Y aunque lo que acababa de oír ponía patas
arriba la visión que yo tenía del mundo, enseguida eché a correr y se me
olvidaron todos mis problemas. Y mientras corría, atardeció. Volví junto a mi
padre.
-El farolillo está a punto de tocar tierra
–dijo sin más, sin necesidad de recapitular todo lo hablado anteriormente-.

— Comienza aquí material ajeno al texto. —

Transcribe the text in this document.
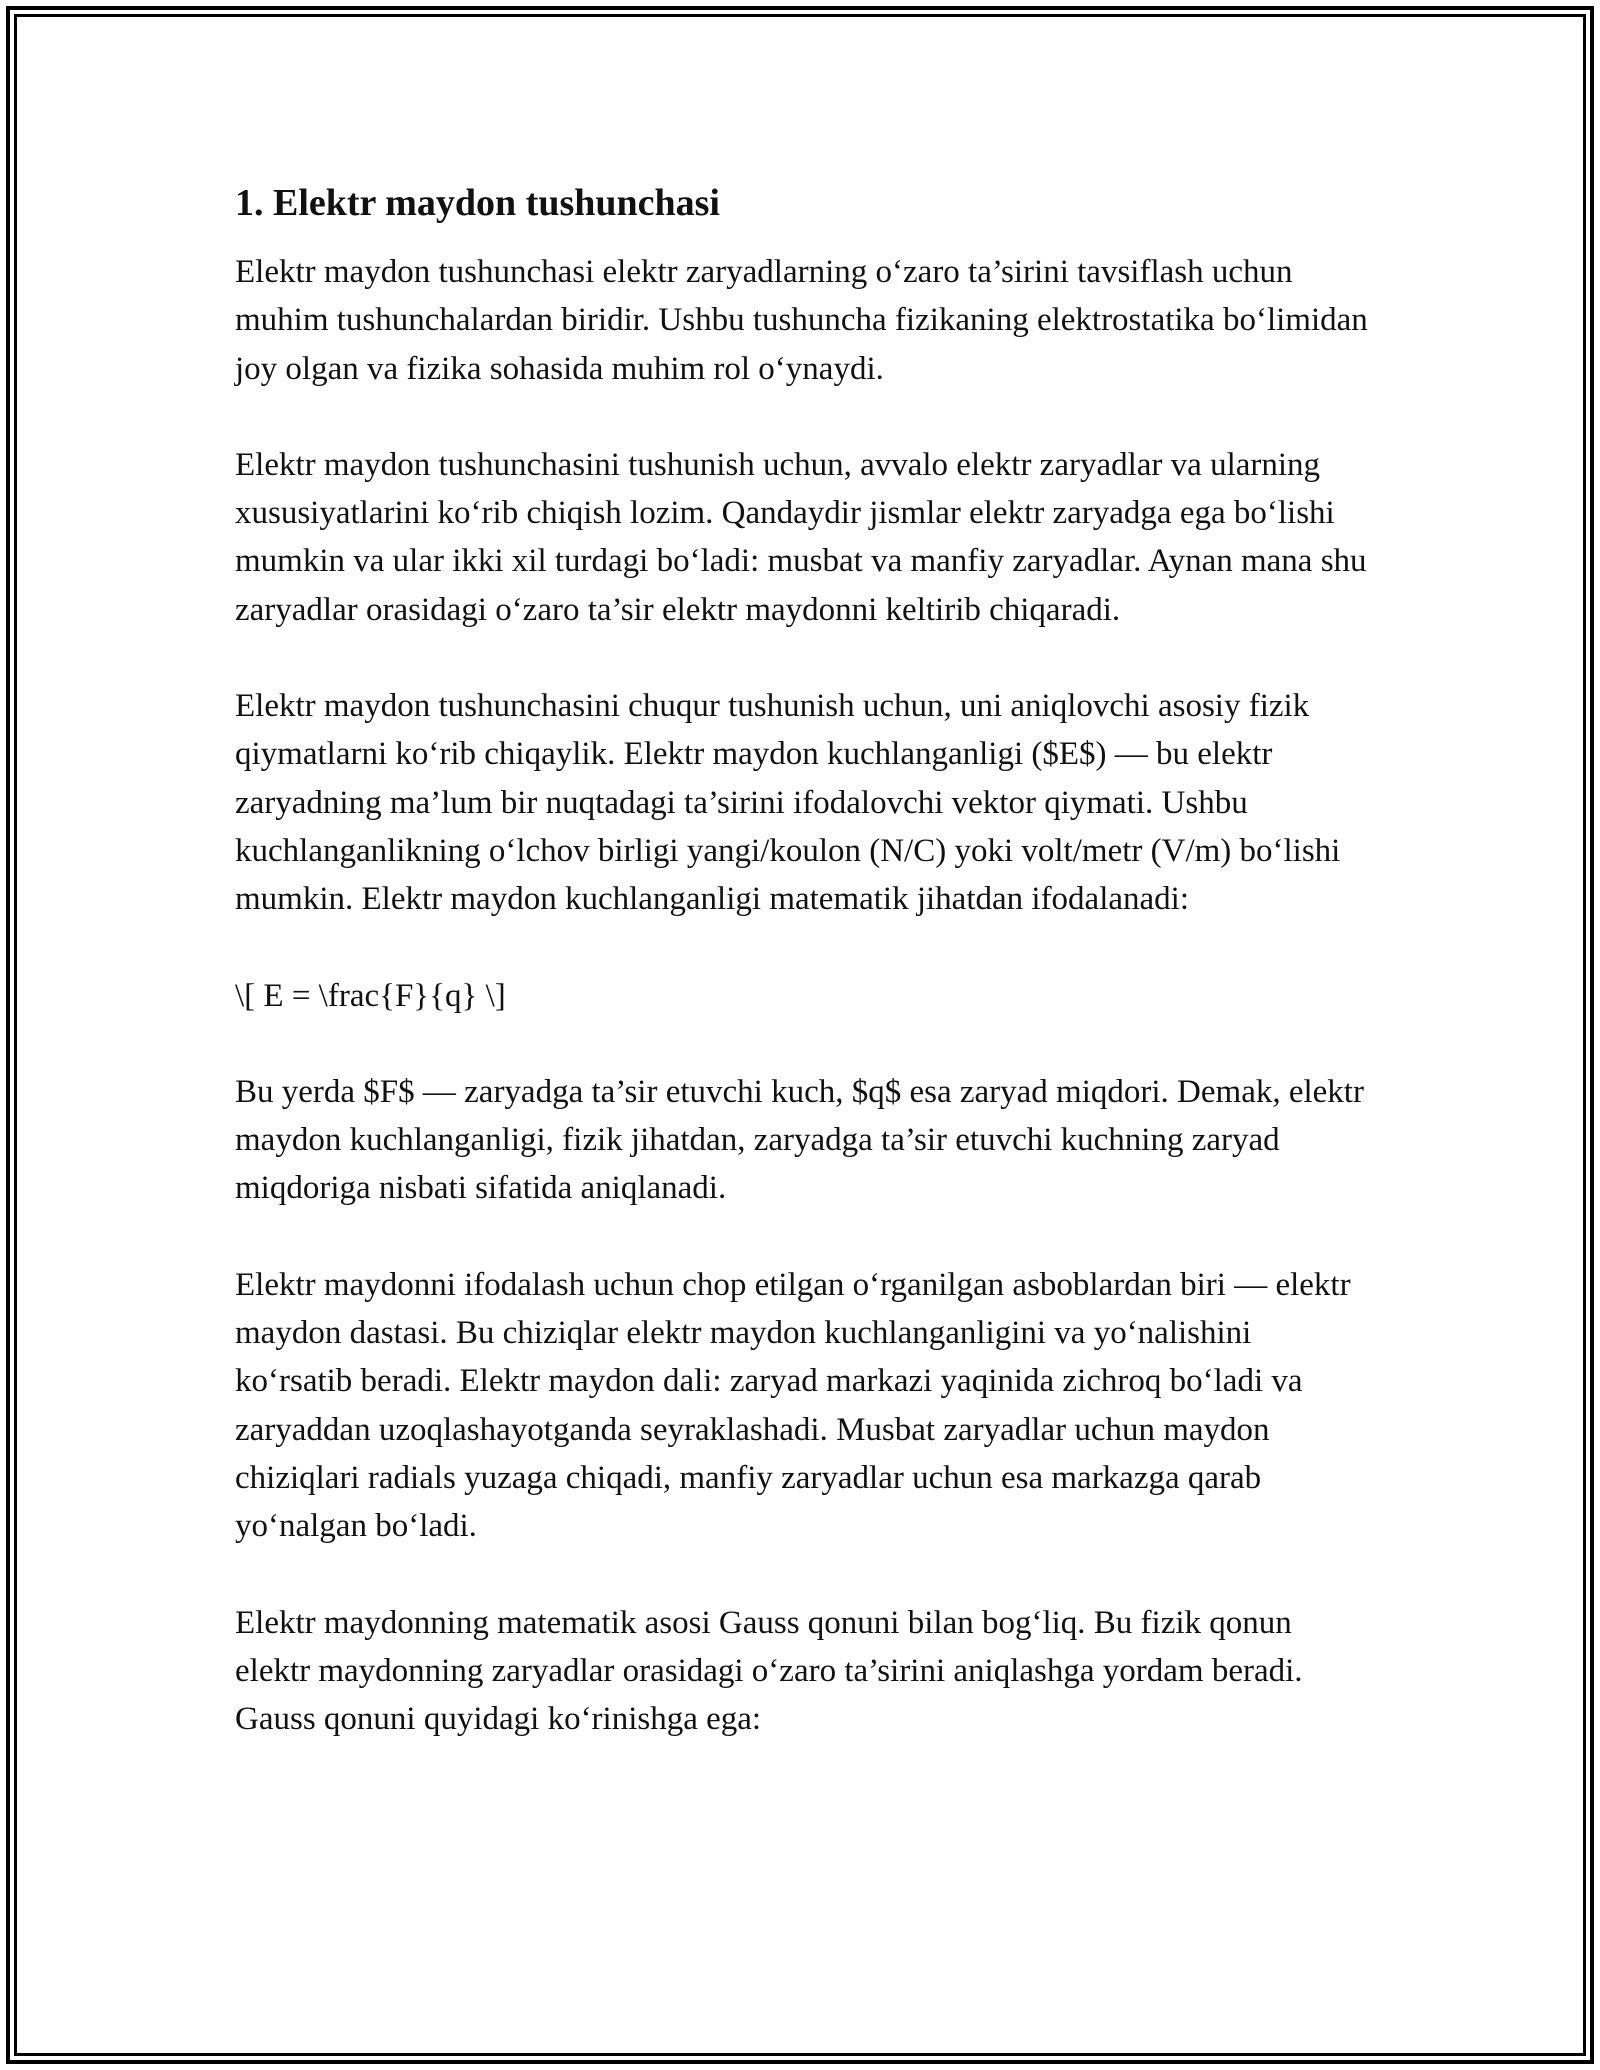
1. Elektr maydon tushunchasi

Elektr maydon tushunchasi elektr zaryadlarning o‘zaro ta’sirini tavsiflash uchun muhim tushunchalardan biridir. Ushbu tushuncha fizikaning elektrostatika bo‘limidan joy olgan va fizika sohasida muhim rol o‘ynaydi.

Elektr maydon tushunchasini tushunish uchun, avvalo elektr zaryadlar va ularning xususiyatlarini ko‘rib chiqish lozim. Qandaydir jismlar elektr zaryadga ega bo‘lishi mumkin va ular ikki xil turdagi bo‘ladi: musbat va manfiy zaryadlar. Aynan mana shu zaryadlar orasidagi o‘zaro ta’sir elektr maydonni keltirib chiqaradi.

Elektr maydon tushunchasini chuqur tushunish uchun, uni aniqlovchi asosiy fizik qiymatlarni ko‘rib chiqaylik. Elektr maydon kuchlanganligi ($E$) — bu elektr zaryadning ma’lum bir nuqtadagi ta’sirini ifodalovchi vektor qiymati. Ushbu kuchlanganlikning o‘lchov birligi yangi/koulon (N/C) yoki volt/metr (V/m) bo‘lishi mumkin. Elektr maydon kuchlanganligi matematik jihatdan ifodalanadi:

\[ E = \frac{F}{q} \]

Bu yerda $F$ — zaryadga ta’sir etuvchi kuch, $q$ esa zaryad miqdori. Demak, elektr maydon kuchlanganligi, fizik jihatdan, zaryadga ta’sir etuvchi kuchning zaryad miqdoriga nisbati sifatida aniqlanadi.

Elektr maydonni ifodalash uchun chop etilgan o‘rganilgan asboblardan biri — elektr maydon dastasi. Bu chiziqlar elektr maydon kuchlanganligini va yo‘nalishini ko‘rsatib beradi. Elektr maydon dali: zaryad markazi yaqinida zichroq bo‘ladi va zaryaddan uzoqlashayotganda seyraklashadi. Musbat zaryadlar uchun maydon chiziqlari radials yuzaga chiqadi, manfiy zaryadlar uchun esa markazga qarab yo‘nalgan bo‘ladi.

Elektr maydonning matematik asosi Gauss qonuni bilan bog‘liq. Bu fizik qonun elektr maydonning zaryadlar orasidagi o‘zaro ta’sirini aniqlashga yordam beradi. Gauss qonuni quyidagi ko‘rinishga ega:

Ahí, en ese cabo, en el extremo norte de la bahía. Allí hay otro japonés que se
encarga de recoger el farolillo y llevarlo de nuevo a Japón para que puedan
reutilizarlo más adelante. Por desgracia, no siempre puede hacerlo.
-¿Por qué?
-Porque en Japón, al ser una isla, apenas hay
árboles. Crecen mucho en primavera, así que en verano es cuando tienen más
madera. Por eso el “Sol” calienta más. Y como ese fuego dura más, pueden lanzarlo
más lejos y que esté volando más tiempo.
»Pero a medida que avanza el verano, la madera
escasea. Los farolillos siguen calentando mucho, pero tienen que volar durante
menos tiempo. Por eso los días son más cortos. Y por eso en vez de caer allí,
sobre ese cabo, empiezan a caer directamente al mar.
Ahora que lo decía, era cierto que a finales
del verano el sol se ponía hacia el centro de la bahía, hundiéndose
directamente en el mar.
-No: no se hunden –me dijo mi padre cuando se
lo comenté-. Se apagan. Flotan en el mar. Cientos de miles de farolillos
flotando en la entrada de la bahía. Y como el japonés que los recoge no tiene
barco propio, casi nunca puede salir a buscarlos.
-Si hay tantos farolillos en el mar, ¿cómo es
que nunca he visto ninguno?
-Oh, los has visto. Lo que pasa es que cuando
caen, se dañan. Suelen chocar contra las rocas y la mitad de la esfera queda
hecha jirones. Tiras –aclaró innecesariamente, y movió todos los dedos como si
fuera un pianista sin articulaciones en las falanges-. Y cuando llegan a la
orilla, la gente tiene mucho cuidado de no tocarlos para que no se les irrite
la piel por culpa de los restos de combustible con el que prenden el fuego.
El farolillo anaranjado acababa de tomar tierra
a lo lejos. Una bonita puesta de sol. Un aborto de medusa.